Research
Filter
Filter All Projects

Project Details

Turner Derek | Fellow Visitor
2015-09-01 - 2015-10-31 | Research area: EvoDevo
The Role of Stasis in Macroevolutionary Theory
In the 1970s and 1980s, a number of scientists set out to show that paleontology could make important contributions to our understanding of how evolution works at large scales. The new research program(s) that emerged during this exciting period had an uneasy relationship with Darwin’s ideas. For example, paleontologists challenged the assumption that natural selection is sufficient to explain larger-scale patterns and trends in the fossil record. Those trends might result from passive diffusion away from a fixed boundary, or perhaps from the differential extinction, persistence, and branching of entire lineages. In this project, however, I argue that there is another important (though less obvious) way of thinking about what the paleobiologists were up to. They were engaging critically with the Darwinian tradition by raising questions about our default expectations with respect to evolutionary processes. This is easiest to see in the case of Eldredge and Gould’s theory of punctuated equilibria (PE), which challenged the idea that gradual morphological change should be our default expectation when we approach the fossil record. Eldredge and Gould famously argued that stasis is the dominant theme of evolutionary history, but early critics of PE complained that they had left stasis itself something of a mystery.
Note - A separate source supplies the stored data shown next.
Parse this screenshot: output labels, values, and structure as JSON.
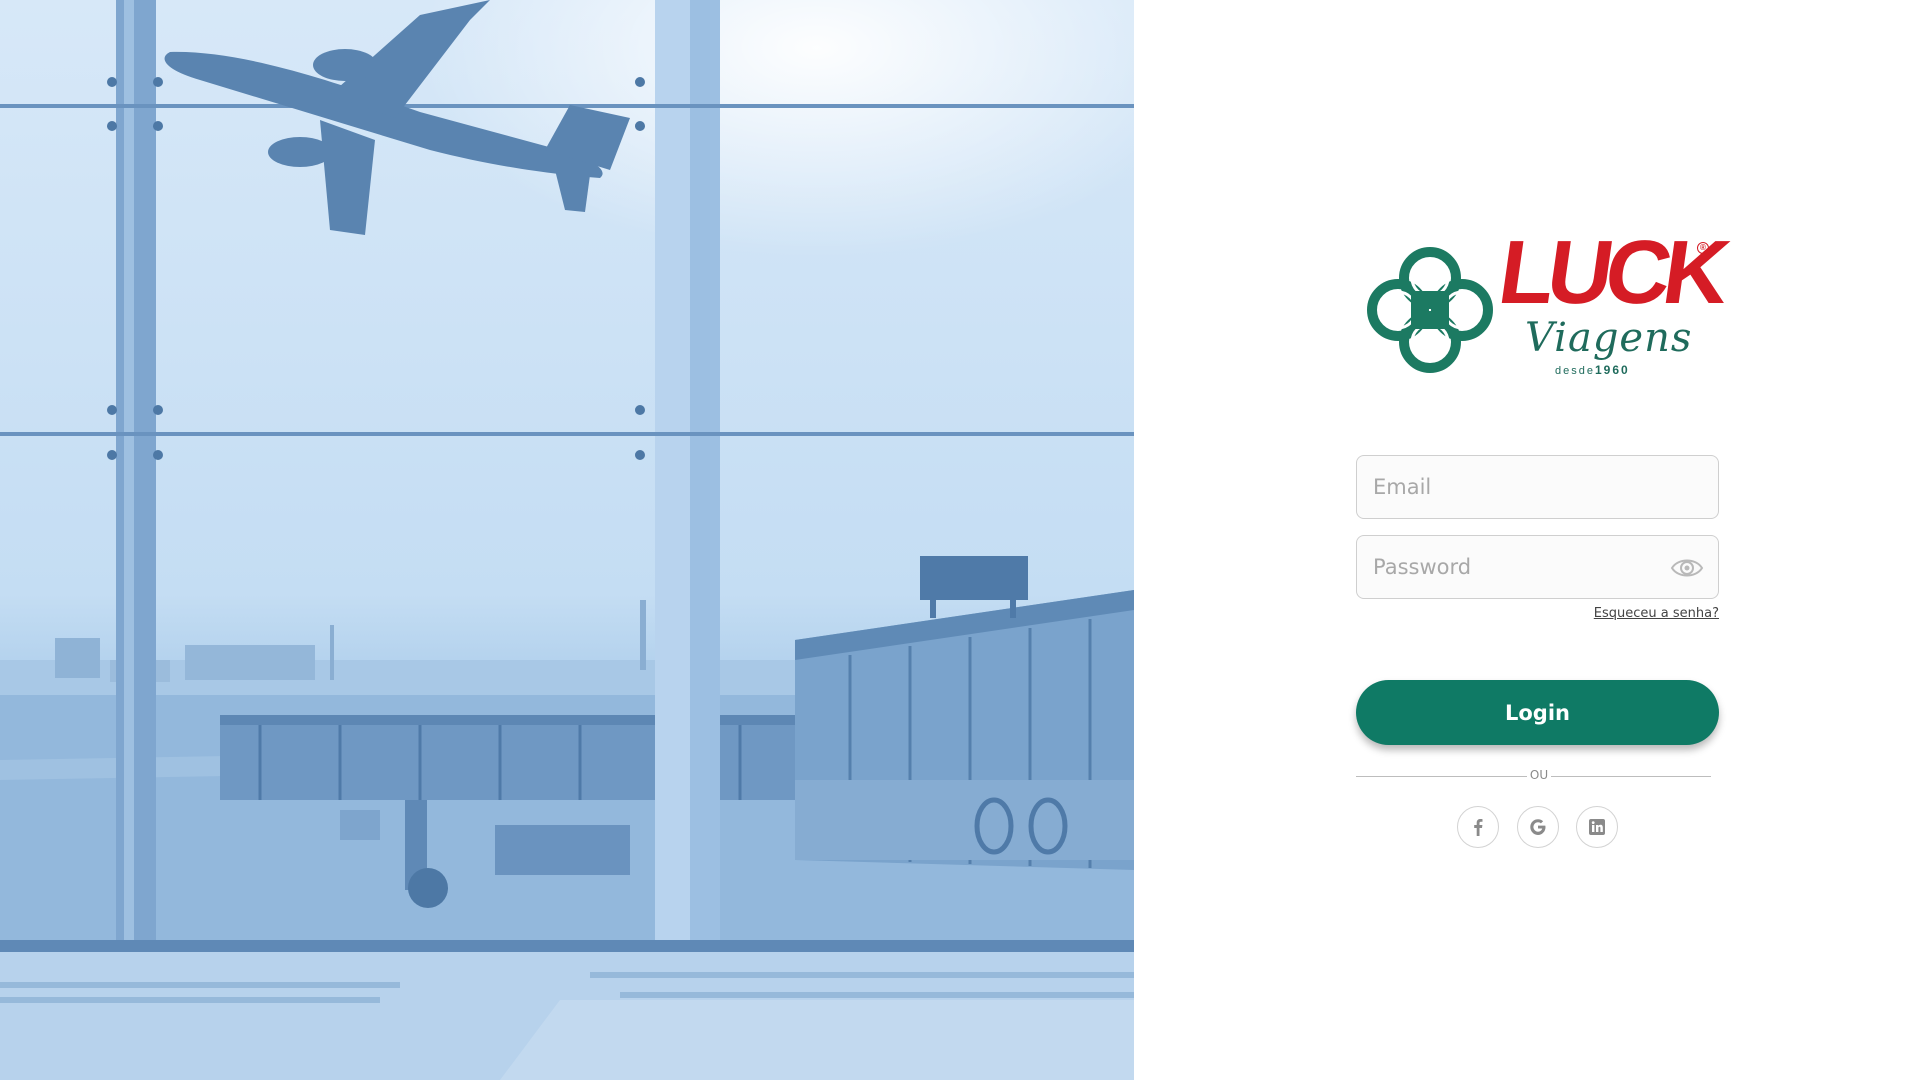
{
  "hero": {
    "scene": "airport-window-airplane-photo"
  },
  "brand": {
    "name": "LUCK",
    "registered_mark": "®",
    "subtitle": "Viagens",
    "since_label": "desde",
    "since_year": "1960",
    "colors": {
      "red": "#d51c25",
      "green": "#1f6b5c"
    }
  },
  "form": {
    "email": {
      "placeholder": "Email",
      "value": ""
    },
    "password": {
      "placeholder": "Password",
      "value": "",
      "toggle_icon": "eye-icon"
    },
    "forgot_label": "Esqueceu a senha?",
    "login_label": "Login",
    "divider_label": "OU"
  },
  "social": [
    {
      "name": "facebook",
      "icon": "facebook-icon"
    },
    {
      "name": "google",
      "icon": "google-icon"
    },
    {
      "name": "linkedin",
      "icon": "linkedin-icon"
    }
  ],
  "colors": {
    "primary": "#0f7a65",
    "hero_tint": "#a9cbea"
  }
}
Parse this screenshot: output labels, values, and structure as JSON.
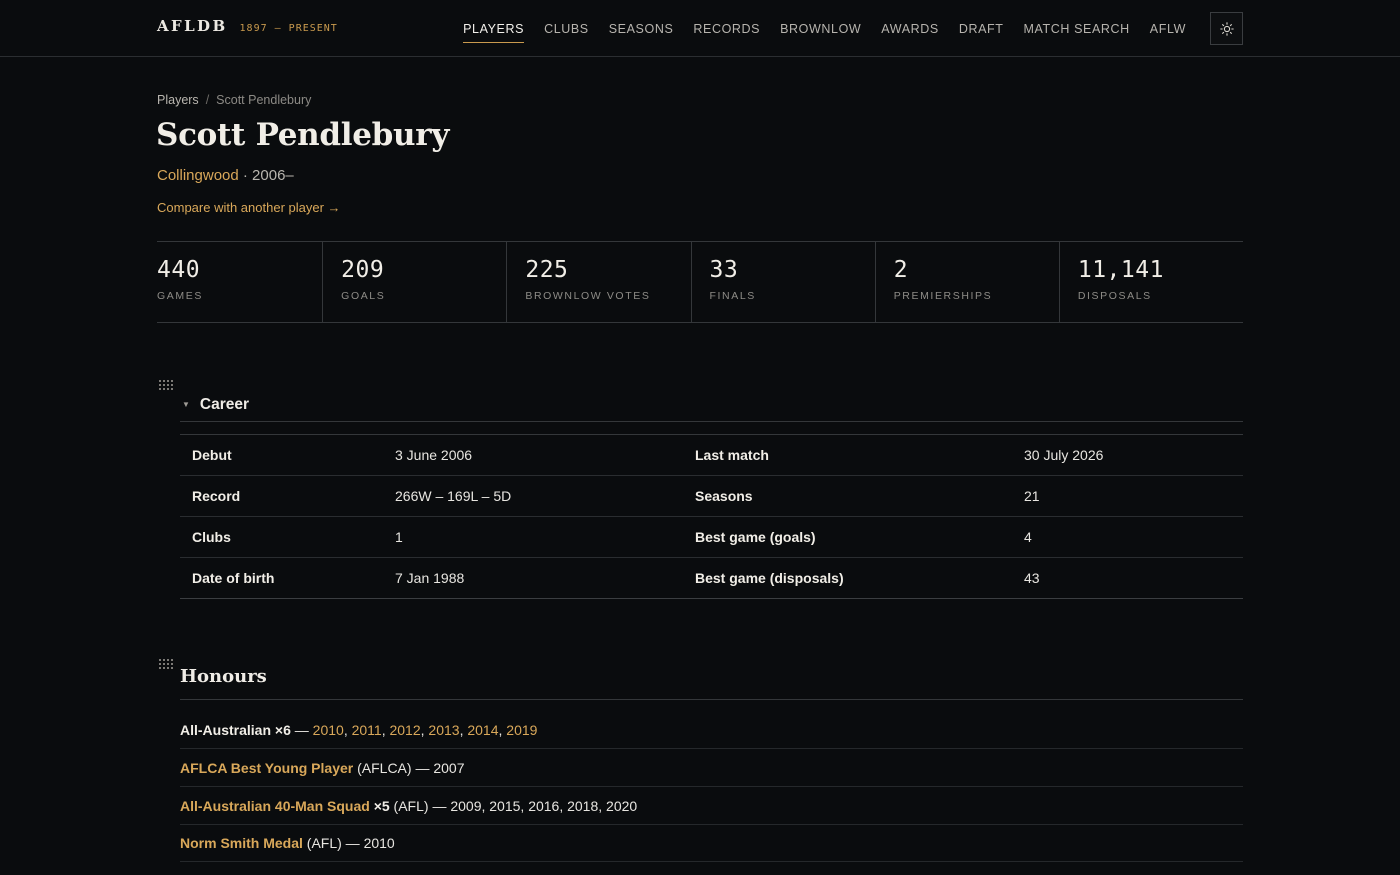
{
  "brand": {
    "name": "AFLDB",
    "years": "1897 — PRESENT"
  },
  "nav": [
    "PLAYERS",
    "CLUBS",
    "SEASONS",
    "RECORDS",
    "BROWNLOW",
    "AWARDS",
    "DRAFT",
    "MATCH SEARCH",
    "AFLW"
  ],
  "nav_active": "PLAYERS",
  "theme_toggle_icon": "sun-icon",
  "breadcrumb": {
    "root": "Players",
    "sep": "/",
    "current": "Scott Pendlebury"
  },
  "player": {
    "name": "Scott Pendlebury",
    "club": "Collingwood",
    "years": " · 2006–",
    "compare_link": "Compare with another player →"
  },
  "stats": [
    {
      "value": "440",
      "label": "GAMES"
    },
    {
      "value": "209",
      "label": "GOALS"
    },
    {
      "value": "225",
      "label": "BROWNLOW VOTES"
    },
    {
      "value": "33",
      "label": "FINALS"
    },
    {
      "value": "2",
      "label": "PREMIERSHIPS"
    },
    {
      "value": "11,141",
      "label": "DISPOSALS"
    }
  ],
  "career": {
    "title": "Career",
    "rows": [
      {
        "k1": "Debut",
        "v1": "3 June 2006",
        "k2": "Last match",
        "v2": "30 July 2026"
      },
      {
        "k1": "Record",
        "v1": "266W – 169L – 5D",
        "k2": "Seasons",
        "v2": "21"
      },
      {
        "k1": "Clubs",
        "v1": "1",
        "k2": "Best game (goals)",
        "v2": "4"
      },
      {
        "k1": "Date of birth",
        "v1": "7 Jan 1988",
        "k2": "Best game (disposals)",
        "v2": "43"
      }
    ]
  },
  "honours": {
    "title": "Honours",
    "all_australian": {
      "label": "All-Australian ×6",
      "dash": " — ",
      "years": [
        "2010",
        "2011",
        "2012",
        "2013",
        "2014",
        "2019"
      ]
    },
    "items": [
      {
        "name": "AFLCA Best Young Player",
        "mult": "",
        "rest": " (AFLCA) — 2007"
      },
      {
        "name": "All-Australian 40-Man Squad",
        "mult": " ×5",
        "rest": " (AFL) — 2009, 2015, 2016, 2018, 2020"
      },
      {
        "name": "Norm Smith Medal",
        "mult": "",
        "rest": " (AFL) — 2010"
      }
    ]
  }
}
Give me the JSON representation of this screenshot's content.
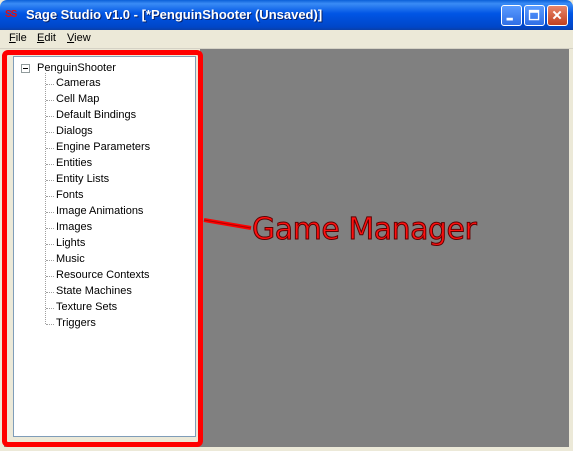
{
  "window": {
    "title": "Sage Studio v1.0 - [*PenguinShooter (Unsaved)]",
    "app_icon_text": "SS"
  },
  "menu": [
    "File",
    "Edit",
    "View"
  ],
  "tree": {
    "root": "PenguinShooter",
    "expanded": true,
    "children": [
      "Cameras",
      "Cell Map",
      "Default Bindings",
      "Dialogs",
      "Engine Parameters",
      "Entities",
      "Entity Lists",
      "Fonts",
      "Image Animations",
      "Images",
      "Lights",
      "Music",
      "Resource Contexts",
      "State Machines",
      "Texture Sets",
      "Triggers"
    ]
  },
  "annotation": {
    "label": "Game Manager",
    "color": "#ff0000"
  },
  "colors": {
    "titlebar": "#0055e5",
    "client_background": "#808080",
    "highlight": "#ff0000"
  }
}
What sorts of evolutionary mechanisms could explain why stasis characterizes so many lineages for most of their duration? Is stasis the default expectation for evolving lineages? Is it something like an inertial state? Or is stasis a surprising phenomenon that needs to be explained by appeal to specific evolutionary forces, such as stabilizing selection? This debate about stasis is a good starting point for assessing what was going on during the paleobiological revolution.